Happy first week of classes, Tar Heels!
We’re nearly a year into the COVID-19 pandemic, and things are still looking quite different. Remote classes have become the new normal, and it’s been a long time since most of us set foot in a classroom (Carroll Hall, I miss you).
I'm a senior, so this semester will be my last. I always thought my last first day of class would be filled with excitement, but it was pretty anti-climactic — I barely even left my room. Honestly, I didn’t feel much excitement at all.

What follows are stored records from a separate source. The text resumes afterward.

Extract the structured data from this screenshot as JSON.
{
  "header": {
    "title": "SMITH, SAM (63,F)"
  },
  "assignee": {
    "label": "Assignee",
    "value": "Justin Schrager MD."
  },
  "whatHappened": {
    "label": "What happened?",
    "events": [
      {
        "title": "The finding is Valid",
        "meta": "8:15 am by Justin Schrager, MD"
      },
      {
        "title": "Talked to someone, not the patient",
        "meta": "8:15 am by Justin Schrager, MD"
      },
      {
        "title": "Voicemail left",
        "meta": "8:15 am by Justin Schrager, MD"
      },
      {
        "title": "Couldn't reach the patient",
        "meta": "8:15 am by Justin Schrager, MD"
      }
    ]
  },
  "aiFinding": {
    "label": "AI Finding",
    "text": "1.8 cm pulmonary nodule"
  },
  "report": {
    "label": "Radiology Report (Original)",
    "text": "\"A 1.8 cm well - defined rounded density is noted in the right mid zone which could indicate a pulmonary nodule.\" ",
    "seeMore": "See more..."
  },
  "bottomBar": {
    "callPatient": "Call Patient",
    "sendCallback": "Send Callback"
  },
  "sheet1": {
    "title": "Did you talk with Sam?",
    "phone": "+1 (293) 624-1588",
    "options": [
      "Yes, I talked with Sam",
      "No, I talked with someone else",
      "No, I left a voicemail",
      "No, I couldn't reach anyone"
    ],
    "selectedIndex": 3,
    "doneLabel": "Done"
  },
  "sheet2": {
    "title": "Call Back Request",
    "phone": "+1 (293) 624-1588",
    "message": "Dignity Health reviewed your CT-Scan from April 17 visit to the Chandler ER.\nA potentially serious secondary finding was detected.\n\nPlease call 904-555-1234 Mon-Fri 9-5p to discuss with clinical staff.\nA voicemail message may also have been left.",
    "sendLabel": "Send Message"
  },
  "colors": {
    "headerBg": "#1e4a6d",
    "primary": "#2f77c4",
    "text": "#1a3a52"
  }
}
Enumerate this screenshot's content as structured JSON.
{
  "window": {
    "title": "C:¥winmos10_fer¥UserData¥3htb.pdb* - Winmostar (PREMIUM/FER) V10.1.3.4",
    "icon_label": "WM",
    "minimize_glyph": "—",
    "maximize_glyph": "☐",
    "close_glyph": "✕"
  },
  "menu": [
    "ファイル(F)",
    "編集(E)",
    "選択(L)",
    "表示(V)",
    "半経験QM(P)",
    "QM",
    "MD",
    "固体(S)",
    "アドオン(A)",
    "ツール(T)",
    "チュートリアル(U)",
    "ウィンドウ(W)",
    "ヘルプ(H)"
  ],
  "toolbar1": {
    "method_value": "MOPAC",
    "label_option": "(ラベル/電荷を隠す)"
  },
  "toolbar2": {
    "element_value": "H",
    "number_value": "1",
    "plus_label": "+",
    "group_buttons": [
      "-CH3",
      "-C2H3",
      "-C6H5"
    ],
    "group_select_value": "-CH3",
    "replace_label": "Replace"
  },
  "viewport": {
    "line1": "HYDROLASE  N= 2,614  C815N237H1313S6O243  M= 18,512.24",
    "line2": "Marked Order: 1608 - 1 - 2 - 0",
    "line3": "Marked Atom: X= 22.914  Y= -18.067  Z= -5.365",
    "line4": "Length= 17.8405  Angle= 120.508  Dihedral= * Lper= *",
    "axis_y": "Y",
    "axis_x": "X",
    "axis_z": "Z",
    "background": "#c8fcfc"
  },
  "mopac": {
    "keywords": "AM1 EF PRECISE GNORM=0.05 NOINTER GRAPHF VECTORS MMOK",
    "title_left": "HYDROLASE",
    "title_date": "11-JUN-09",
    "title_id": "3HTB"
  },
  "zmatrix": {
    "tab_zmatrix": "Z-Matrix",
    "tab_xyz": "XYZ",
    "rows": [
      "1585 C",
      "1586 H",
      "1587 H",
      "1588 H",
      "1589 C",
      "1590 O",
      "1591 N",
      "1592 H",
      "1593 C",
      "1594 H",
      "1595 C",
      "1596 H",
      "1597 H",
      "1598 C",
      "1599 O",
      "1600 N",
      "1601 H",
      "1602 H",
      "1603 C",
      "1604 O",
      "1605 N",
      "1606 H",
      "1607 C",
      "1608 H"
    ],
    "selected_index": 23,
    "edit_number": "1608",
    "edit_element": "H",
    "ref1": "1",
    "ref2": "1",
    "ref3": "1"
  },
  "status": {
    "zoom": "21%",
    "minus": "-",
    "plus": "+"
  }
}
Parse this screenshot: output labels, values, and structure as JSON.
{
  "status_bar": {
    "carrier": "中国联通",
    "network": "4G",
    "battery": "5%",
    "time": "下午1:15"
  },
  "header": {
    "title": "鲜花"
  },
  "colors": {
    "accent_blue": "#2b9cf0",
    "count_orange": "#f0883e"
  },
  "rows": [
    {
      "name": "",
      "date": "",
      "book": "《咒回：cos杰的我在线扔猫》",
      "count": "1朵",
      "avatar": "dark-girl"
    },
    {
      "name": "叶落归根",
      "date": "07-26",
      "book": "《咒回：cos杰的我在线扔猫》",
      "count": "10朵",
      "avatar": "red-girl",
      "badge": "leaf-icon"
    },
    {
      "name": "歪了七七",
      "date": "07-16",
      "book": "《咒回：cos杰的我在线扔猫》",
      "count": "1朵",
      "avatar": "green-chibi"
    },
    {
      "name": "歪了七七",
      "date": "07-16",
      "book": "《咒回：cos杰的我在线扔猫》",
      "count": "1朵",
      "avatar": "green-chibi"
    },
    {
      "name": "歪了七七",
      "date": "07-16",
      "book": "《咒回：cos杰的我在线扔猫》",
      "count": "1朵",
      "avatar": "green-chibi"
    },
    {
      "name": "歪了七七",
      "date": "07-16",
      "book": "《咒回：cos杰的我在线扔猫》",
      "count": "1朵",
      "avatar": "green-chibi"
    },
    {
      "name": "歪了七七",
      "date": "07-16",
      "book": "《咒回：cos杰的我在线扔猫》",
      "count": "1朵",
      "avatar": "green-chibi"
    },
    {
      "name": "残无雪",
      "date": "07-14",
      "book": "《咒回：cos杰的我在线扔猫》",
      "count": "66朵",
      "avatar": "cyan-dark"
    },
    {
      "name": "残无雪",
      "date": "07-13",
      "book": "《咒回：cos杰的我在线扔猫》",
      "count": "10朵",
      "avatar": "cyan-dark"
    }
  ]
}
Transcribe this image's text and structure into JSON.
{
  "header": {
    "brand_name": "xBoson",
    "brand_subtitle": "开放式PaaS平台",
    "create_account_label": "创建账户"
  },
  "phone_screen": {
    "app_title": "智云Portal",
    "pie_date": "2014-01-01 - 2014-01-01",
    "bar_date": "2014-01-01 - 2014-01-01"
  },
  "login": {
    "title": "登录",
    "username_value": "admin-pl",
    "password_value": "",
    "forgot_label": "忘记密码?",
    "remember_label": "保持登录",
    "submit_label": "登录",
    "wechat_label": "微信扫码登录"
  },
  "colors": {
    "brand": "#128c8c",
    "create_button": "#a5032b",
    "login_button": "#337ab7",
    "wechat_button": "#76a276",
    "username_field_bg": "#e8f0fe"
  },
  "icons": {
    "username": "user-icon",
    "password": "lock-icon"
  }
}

The UNC I’m attending now looks and feels nothing like it did when I got here. I miss lunch at Lenoir Hall, the sound of the Bell Tower and running into friends on the quad. I miss late nights in Davis Library, lecture halls and the chaos of class changes. All of that feels like it happened in a past life, and I’m left thinking about how I took so much of it for granted.
Now, most of us are jaded and disillusioned after years of scandal and institutional betrayal. As one of my coworkers put it: "This is the first FDOC I've had where it feels like nobody has any hope anymore."
For some, this week is a beginning; for others, it’s the beginning of the end. First-year and transfer students are still trying to find their place on a campus that doesn’t yet feel like home. Meanwhile, my fellow seniors and I are grappling with the fact that our last semester at UNC looks nothing like we’d imagined.
The world is falling apart around us. And the worst part of it all? We can't do anything except hold on. In true UNC fashion, a new semester gives way to new uncertainties — and we're left feeling more helpless than hopeful.
Will we make it through the semester without a scandal? Are we going to have class in-person? Will we ever be good at basketball again? What happens after we graduate?
It’s easy to feel isolated while living life at a distance, especially when all of your social interactions take place behind a mask. But we aren't alone. As we log into Zoom for the thousandth time, I want to remind you all of one thing: take care of yourselves, and each other. If there’s one thing I’ve learned in the past year, it’s that we don’t always have to live life on high speed. We have to slow down sometimes. We are good enough where we are.
I don't know how to make the best out of a bad situation. But maybe right now, it doesn't matter. It’s been a difficult year for all of us, and we’re still adjusting. We’re learning to be okay with not knowing what comes next. We’re still figuring it out — together.